Da es trotz aller Sorgfalt und Umsicht zu unerwünschten Wirkungen, Beinahe-Fehlern und veritablen Fehlern kommen kann, gehört zu einer umfassenden Kooperation auch eine etablierte Fehlerkultur. Dies bedeutet, bei einem Fehler nicht einfach nach einem Sündenbock zu suchen, sondern die oben genannten Aspekte sorgsam zu überprüfen. So können an den Stellen, die an der Fehlerentstehung massgeblich mitbeteiligt waren, auf sachlicher und persönlicher Ebene gezielt die nötigen Anpassungen vorgenommen werden. Der physisch und emotional betroffene Patient und seine Angehörigen können transparent beraten werden. Den vom Fehler betroffenen Personen oder Gruppen kann entsprechende Unterstützung angeboten werden.

Wie kann koordinierte Kooperation gelehrt und gelernt werden?

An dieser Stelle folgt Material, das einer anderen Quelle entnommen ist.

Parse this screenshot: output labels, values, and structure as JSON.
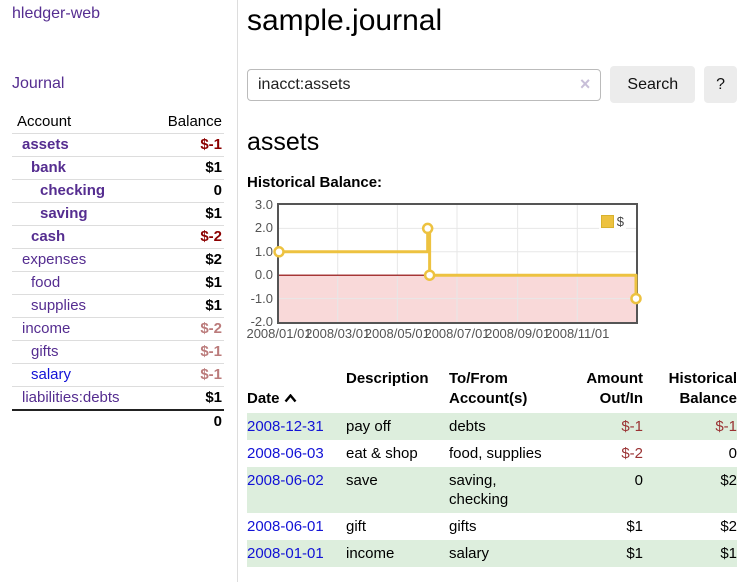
{
  "app": {
    "brand": "hledger-web"
  },
  "nav": {
    "journal": "Journal"
  },
  "sidebar": {
    "headers": {
      "account": "Account",
      "balance": "Balance"
    },
    "accounts": [
      {
        "name": "assets",
        "balance": "$-1",
        "depth": 1,
        "bold": true,
        "balance_style": "negative"
      },
      {
        "name": "bank",
        "balance": "$1",
        "depth": 2,
        "bold": true,
        "balance_style": "normal"
      },
      {
        "name": "checking",
        "balance": "0",
        "depth": 3,
        "bold": true,
        "balance_style": "normal"
      },
      {
        "name": "saving",
        "balance": "$1",
        "depth": 3,
        "bold": true,
        "balance_style": "normal"
      },
      {
        "name": "cash",
        "balance": "$-2",
        "depth": 2,
        "bold": true,
        "balance_style": "negative"
      },
      {
        "name": "expenses",
        "balance": "$2",
        "depth": 1,
        "bold": false,
        "balance_style": "normal"
      },
      {
        "name": "food",
        "balance": "$1",
        "depth": 2,
        "bold": false,
        "balance_style": "normal"
      },
      {
        "name": "supplies",
        "balance": "$1",
        "depth": 2,
        "bold": false,
        "balance_style": "normal"
      },
      {
        "name": "income",
        "balance": "$-2",
        "depth": 1,
        "bold": false,
        "balance_style": "negative-soft"
      },
      {
        "name": "gifts",
        "balance": "$-1",
        "depth": 2,
        "bold": false,
        "balance_style": "negative-soft"
      },
      {
        "name": "salary",
        "balance": "$-1",
        "depth": 2,
        "bold": false,
        "balance_style": "negative-soft",
        "link_style": "unvisited"
      },
      {
        "name": "liabilities:debts",
        "balance": "$1",
        "depth": 1,
        "bold": false,
        "balance_style": "normal"
      }
    ],
    "total": "0"
  },
  "header": {
    "title": "sample.journal"
  },
  "search": {
    "value": "inacct:assets",
    "clear_icon": "×",
    "search_button": "Search",
    "help_button": "?"
  },
  "account_page": {
    "title": "assets",
    "section_label": "Historical Balance:"
  },
  "chart_data": {
    "type": "line",
    "step": true,
    "title": "Historical Balance",
    "series": [
      {
        "name": "$",
        "color": "#edc240",
        "points": [
          [
            "2008-01-01",
            1
          ],
          [
            "2008-06-01",
            2
          ],
          [
            "2008-06-03",
            0
          ],
          [
            "2008-12-31",
            -1
          ]
        ]
      }
    ],
    "x_range": [
      "2008-01-01",
      "2008-12-31"
    ],
    "y_range": [
      -2,
      3
    ],
    "y_ticks": [
      3,
      2,
      1,
      0,
      -1,
      -2
    ],
    "x_ticks": [
      "2008/01/01",
      "2008/03/01",
      "2008/05/01",
      "2008/07/01",
      "2008/09/01",
      "2008/11/01"
    ],
    "legend": {
      "label": "$",
      "position": "top-right"
    },
    "grid": true,
    "colors": {
      "series": "#edc240",
      "negative_region": "#f9d9d9",
      "zero_line": "#8b0000",
      "grid": "#e7e7e7",
      "border": "#555555"
    }
  },
  "register": {
    "headers": [
      {
        "line1": "Date",
        "sorted": "asc"
      },
      {
        "line1": "Description"
      },
      {
        "line1": "To/From",
        "line2": "Account(s)"
      },
      {
        "line1": "Amount",
        "line2": "Out/In"
      },
      {
        "line1": "Historical",
        "line2": "Balance"
      }
    ],
    "rows": [
      {
        "date": "2008-12-31",
        "description": "pay off",
        "accounts": "debts",
        "amount": "$-1",
        "amount_negative": true,
        "balance": "$-1",
        "balance_negative": true
      },
      {
        "date": "2008-06-03",
        "description": "eat & shop",
        "accounts": "food, supplies",
        "amount": "$-2",
        "amount_negative": true,
        "balance": "0",
        "balance_negative": false
      },
      {
        "date": "2008-06-02",
        "description": "save",
        "accounts": "saving, checking",
        "amount": "0",
        "amount_negative": false,
        "balance": "$2",
        "balance_negative": false
      },
      {
        "date": "2008-06-01",
        "description": "gift",
        "accounts": "gifts",
        "amount": "$1",
        "amount_negative": false,
        "balance": "$2",
        "balance_negative": false
      },
      {
        "date": "2008-01-01",
        "description": "income",
        "accounts": "salary",
        "amount": "$1",
        "amount_negative": false,
        "balance": "$1",
        "balance_negative": false
      }
    ]
  }
}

  • Auf jeder Stufe der Aus-, Weiter- und Fortbildung erweitern wir die herkömmliche krankheitsfokussierte Wissensvermittlung um einen personenbezogenen Ansatz.
  • Wir fördern ein systemisches Verständnis von Gesund- und Kranksein und verstehen die Bedeutung des Lebenskontextes für das Krankheitsgeschehen und den Therapieprozess.
  • Wir kennen den therapeutischen Stellenwert unseres eigenen Verhaltens und unserer Beziehung mit den Patient:innen.
  • Als Lehrende und Lernende sind wir uns bewusst, dass wir im Rahmen des Patienten-Therapeuten-Systems Teil des Lebenssystems des Patienten und dessen weiteren Patienten-Therapeuten-Systeme werden.
  • Wir verstehen einen therapeutischen Prozess nicht als linearen Vorgang, sondern als komplexen interagierenden Prozess. Einer erfolgreichen Kooperation unter den Therapierenden gebührt der Stellenwert einer medizinischen Intervention.
  • Daher kümmern wir uns – als fester Teil der Anamnese – aktiv darum, wer sonst noch in die Behandlung involviert ist, und schaffen dadurch die Voraussetzung für eine echte Kooperation.
  • Wir wissen, dass ein interaktives analoges Gespräch, das nicht lange dauern muss, unter den Therapierenden oder eine umfassende Helferkonferenz unter Einbezug des Patienten und seiner Familie Basis einer echten Kooperation ist, und dass ein unilateraler digitaler schriftlicher Datenaustausch einer Arbeitsteilung und nicht einer Kooperation entspricht.
  • In Fallbesprechungen über kritische Situationen wollen wir der Schnittstellenproblematik und der Kooperation einen Stellenwert geben, der den medizinischen Begebenheiten ebenbürtig ist.

Schlussgedanke

Im gesundheitspolitischen Diskurs muss, insbesondere im Zusammenhang mit der zunehmenden Verlagerung von Therapien aus dem stationären in den ambulanten Bereich, das Bewusstsein um die Bedeutung echter Team-Kooperation unter den Therapeuten und Patienten geweckt werden. Die daraus entstehenden spezifischen strukturellen Anforderungen und Arbeitsweisen müssen weiter entwickelt und im Tarifsystem finanziell abgebildet werden.
Die Hintergründe für diesen Artikel finden sich im Buch «Die ärztliche Konsultation – systemisch-lösungsorientiert», Bruno Kissling, Peter Ryser, Vandenhoeck & Ruprecht, Göttingen, 2020; «Mastering the Medical Consultation: A Systemic, Solution-Oriented Process», Bruno Kissling, Peter Ryser, Free Association Books, London, 2021; ausgezeichnet mit dem Book Prize 2020 of the European Society for Person-Centered Healthcare.